Medicare patients in ACOs can also benefit from therapies such as massage, which can improve circulation, reduce pain and provide the all-important human touch. Stress reduction is another important approach, as stress is a major facilitator of chronic illness and contributes to high health care costs. Inducing the relaxation response through various techniques such as mindfulness meditation, yoga, tai chi, breathing training, imagery and various other approaches has been shown to directly counter the genetic and physiological stress response and improve health and well-being.
New Approaches
ACOs are just one maneuver in the game of reinventing health care delivery to achieve better cost, quality, outcomes and value. A clear underpinning of ACOs is to better manage the health of a defined population—in this case, a minimum of 5,000 Medicare patients per ACO.

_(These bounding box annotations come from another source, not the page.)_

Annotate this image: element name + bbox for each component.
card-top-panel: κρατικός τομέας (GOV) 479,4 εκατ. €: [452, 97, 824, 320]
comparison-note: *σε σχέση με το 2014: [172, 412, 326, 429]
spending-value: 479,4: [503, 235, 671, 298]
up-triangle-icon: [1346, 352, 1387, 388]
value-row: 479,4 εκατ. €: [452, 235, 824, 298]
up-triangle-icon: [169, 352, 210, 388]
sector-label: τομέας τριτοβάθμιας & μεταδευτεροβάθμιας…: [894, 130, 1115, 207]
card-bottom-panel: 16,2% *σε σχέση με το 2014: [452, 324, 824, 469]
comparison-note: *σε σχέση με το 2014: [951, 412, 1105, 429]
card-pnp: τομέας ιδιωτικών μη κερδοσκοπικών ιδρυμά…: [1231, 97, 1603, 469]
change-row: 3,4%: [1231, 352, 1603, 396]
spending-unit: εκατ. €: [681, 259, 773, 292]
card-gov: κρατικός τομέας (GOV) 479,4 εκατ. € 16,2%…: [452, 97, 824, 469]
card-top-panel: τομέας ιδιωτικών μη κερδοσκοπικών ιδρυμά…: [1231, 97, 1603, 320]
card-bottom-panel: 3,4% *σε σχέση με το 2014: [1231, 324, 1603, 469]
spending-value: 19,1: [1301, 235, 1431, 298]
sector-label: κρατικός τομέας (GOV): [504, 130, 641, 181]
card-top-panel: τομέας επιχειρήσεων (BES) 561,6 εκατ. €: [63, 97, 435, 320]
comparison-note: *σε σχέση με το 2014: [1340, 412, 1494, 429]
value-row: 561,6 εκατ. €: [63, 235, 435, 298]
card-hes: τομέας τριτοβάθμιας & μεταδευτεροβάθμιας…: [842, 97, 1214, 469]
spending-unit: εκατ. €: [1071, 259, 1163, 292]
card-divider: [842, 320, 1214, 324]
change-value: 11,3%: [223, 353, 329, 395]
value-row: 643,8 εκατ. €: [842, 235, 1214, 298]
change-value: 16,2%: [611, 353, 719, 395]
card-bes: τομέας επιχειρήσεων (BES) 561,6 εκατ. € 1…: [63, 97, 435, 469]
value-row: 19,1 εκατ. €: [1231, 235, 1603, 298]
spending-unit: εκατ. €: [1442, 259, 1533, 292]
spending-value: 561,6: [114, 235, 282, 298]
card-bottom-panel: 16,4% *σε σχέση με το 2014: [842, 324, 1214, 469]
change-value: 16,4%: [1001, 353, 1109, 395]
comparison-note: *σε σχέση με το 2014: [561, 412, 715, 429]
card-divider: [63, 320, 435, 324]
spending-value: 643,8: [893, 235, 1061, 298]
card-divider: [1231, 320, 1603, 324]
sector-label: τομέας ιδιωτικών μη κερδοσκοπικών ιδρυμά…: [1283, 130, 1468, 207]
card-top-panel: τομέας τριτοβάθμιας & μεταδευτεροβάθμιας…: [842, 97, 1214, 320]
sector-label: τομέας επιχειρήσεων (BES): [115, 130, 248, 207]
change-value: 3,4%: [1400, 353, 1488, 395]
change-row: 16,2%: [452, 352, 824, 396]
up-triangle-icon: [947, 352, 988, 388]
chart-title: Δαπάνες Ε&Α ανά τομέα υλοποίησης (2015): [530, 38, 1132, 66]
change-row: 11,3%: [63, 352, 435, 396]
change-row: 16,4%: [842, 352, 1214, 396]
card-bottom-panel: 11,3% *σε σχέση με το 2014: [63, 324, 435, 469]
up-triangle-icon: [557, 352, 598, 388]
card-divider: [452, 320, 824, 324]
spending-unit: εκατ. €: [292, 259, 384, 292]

As we make conscientious efforts to test new structures, design more proactive patient-centered care models and create more cohesive care coordination, we will miss a great opportunity if we don't make efforts to incorporate proven complementary therapies and expertise from integrative health care approaches. As the health care delivery game changes, so must the team of players—and integrative health holds the promise of significant additional bench strength.
Sita Ananth, M.H.A., is the director of knowledge services at the Samueli Institute in Alexandria, Va. She is also a regular contributor to H&HN Weekly. Mary Hassett is a principal at Integrations in Greenville, S.C.
The opinions expressed by authors do not necessarily reflect the policy of Health Forum Inc. or the American Hospital Association.